Accepted for/Published in: JMIR Public Health and Surveillance
Date Submitted: Sep 10, 2020
Date Accepted: Nov 27, 2020
Date Submitted to PubMed: Dec 9, 2020
US County-Level Social Distancing and Policy Impact: A Dynamical Systems Model
ABSTRACT
Background:
Social distancing and public policy have been crucial to minimizing the spread of SARS-CoV-2 in the United States. Publicly available, county-level time series data on mobility are derived from individual GPS-devices, providing a variety of indices of social distancing behavior per day. Such indices allow a fine-grained approach to modeling public behavior during the pandemic. Previous studies of social distancing and policy have not accounted for the occurrence of pre-policy social distancing and other dynamics reflected in the long-term trajectories of public mobility data.
Objective:
We propose a differential equation state-space model of county-level social distancing that accounts for distancing behavior leading up to the first official policies, equilibrium dynamics reflected in the long-term trajectories of mobility, and the specific impacts of four kinds of policy. The model is fit to each US county individually, producing a nation-wide data set of novel, estimated mobility indices.
Methods:
A continuous-time (i.e., differential equation) state-space model was fit to three indicators of mobility for each of N=3054 counties, with T=100 occasions per county of: distance traveled, visitations to key sites, and the log number of interpersonal encounters. The indicators were highly correlated and assumed to share common underlying latent trajectory, dynamics, and responses to policy. Maximum likelihood estimation with the Kalman-Bucy filter was used to estimate the model parameters. Bivariate distributional plots and descriptive statistics were used to examine the resulting county-level parameter estimates. The association of chronology with policy impact was also considered.
Results:
Mobility dynamics show moderate correlations with two census covariates: population density (Pearson r ranging from .11 to .31) and median household income (Pearson r ranging from -.03 to .39).

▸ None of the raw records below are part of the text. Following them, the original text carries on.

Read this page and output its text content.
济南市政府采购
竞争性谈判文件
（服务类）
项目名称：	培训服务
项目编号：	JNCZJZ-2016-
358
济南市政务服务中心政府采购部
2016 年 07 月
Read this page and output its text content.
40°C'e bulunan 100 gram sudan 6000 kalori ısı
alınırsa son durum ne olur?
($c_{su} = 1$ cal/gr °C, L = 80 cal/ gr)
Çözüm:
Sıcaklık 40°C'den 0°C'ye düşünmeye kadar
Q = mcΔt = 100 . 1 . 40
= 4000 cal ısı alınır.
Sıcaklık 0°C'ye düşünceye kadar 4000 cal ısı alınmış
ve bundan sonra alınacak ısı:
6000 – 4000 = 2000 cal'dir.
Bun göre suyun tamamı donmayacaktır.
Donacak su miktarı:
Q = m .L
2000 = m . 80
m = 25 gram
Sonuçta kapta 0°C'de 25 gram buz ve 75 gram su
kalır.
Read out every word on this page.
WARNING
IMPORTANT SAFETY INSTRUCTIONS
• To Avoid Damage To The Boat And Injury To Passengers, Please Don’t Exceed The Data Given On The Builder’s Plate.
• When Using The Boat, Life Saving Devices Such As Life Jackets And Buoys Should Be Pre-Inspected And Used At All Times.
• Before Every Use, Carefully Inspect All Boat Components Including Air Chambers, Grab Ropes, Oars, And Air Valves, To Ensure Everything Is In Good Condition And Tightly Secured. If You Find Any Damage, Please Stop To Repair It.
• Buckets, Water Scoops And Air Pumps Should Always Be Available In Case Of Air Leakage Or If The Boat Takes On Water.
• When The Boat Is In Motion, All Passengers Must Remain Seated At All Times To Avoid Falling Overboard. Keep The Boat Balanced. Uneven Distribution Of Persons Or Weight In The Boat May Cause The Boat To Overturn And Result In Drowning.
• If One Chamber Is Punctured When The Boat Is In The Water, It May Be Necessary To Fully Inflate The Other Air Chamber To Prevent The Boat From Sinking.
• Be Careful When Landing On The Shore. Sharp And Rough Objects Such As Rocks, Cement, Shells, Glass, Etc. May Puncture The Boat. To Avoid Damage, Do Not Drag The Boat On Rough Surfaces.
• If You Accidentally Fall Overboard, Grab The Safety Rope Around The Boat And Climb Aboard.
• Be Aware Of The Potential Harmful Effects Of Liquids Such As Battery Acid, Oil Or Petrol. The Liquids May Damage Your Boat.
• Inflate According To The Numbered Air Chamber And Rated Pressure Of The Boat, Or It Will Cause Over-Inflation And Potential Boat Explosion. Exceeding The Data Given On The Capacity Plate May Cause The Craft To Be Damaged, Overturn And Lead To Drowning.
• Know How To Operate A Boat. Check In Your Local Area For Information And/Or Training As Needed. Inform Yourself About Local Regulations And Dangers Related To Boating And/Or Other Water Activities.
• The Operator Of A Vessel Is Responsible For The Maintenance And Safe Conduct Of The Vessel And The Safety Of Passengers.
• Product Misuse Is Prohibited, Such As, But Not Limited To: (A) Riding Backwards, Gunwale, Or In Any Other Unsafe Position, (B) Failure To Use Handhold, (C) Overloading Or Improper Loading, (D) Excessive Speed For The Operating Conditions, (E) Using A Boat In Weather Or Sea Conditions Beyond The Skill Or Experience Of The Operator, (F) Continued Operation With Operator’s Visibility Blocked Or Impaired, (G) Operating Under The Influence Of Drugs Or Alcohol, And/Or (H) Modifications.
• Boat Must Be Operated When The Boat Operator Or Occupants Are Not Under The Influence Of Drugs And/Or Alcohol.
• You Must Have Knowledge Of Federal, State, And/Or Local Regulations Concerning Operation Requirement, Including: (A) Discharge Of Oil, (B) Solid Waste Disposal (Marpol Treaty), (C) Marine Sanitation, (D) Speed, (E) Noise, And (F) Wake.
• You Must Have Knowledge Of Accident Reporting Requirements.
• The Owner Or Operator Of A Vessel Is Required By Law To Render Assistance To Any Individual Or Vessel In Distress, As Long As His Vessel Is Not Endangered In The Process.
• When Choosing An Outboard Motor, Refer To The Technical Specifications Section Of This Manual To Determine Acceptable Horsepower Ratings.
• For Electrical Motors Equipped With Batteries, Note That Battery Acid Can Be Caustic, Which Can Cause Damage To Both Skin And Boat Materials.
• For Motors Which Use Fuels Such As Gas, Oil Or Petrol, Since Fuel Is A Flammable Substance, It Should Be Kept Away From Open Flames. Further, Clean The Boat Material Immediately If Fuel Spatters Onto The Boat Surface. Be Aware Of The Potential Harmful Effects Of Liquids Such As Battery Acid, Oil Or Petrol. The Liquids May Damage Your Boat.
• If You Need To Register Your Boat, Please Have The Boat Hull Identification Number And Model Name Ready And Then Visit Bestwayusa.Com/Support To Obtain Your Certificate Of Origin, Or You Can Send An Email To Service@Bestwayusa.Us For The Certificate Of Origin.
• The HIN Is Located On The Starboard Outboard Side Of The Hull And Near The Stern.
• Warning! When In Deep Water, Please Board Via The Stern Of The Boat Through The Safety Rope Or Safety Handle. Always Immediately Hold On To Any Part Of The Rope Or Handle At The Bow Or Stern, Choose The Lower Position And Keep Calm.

Stay-at-home order effects were negatively correlated with both (r=-.37 and r=-.38 respectively) while the effects of the ban on all gatherings were positively correlated with both (r=.51, r=.39). Chronological ordering of policies was a moderate determinant of their effect (Spearman r ranging from -.12 to -.56), with earlier policies accounting for most of the change in mobility, and later policies having little or no additional effect.
Conclusions:
Chronological ordering, population density, and median household income were all associated with policy impact. The stay-at-home order and the ban on gatherings had the largest impacts on mobility on average. The model is implemented in a graphical online app for exploring county-level statistics and running counterfactual simulations. Future studies can incorporate the model-derived indices of social distancing and policy impacts as important social determinants of COVID-19 health outcomes.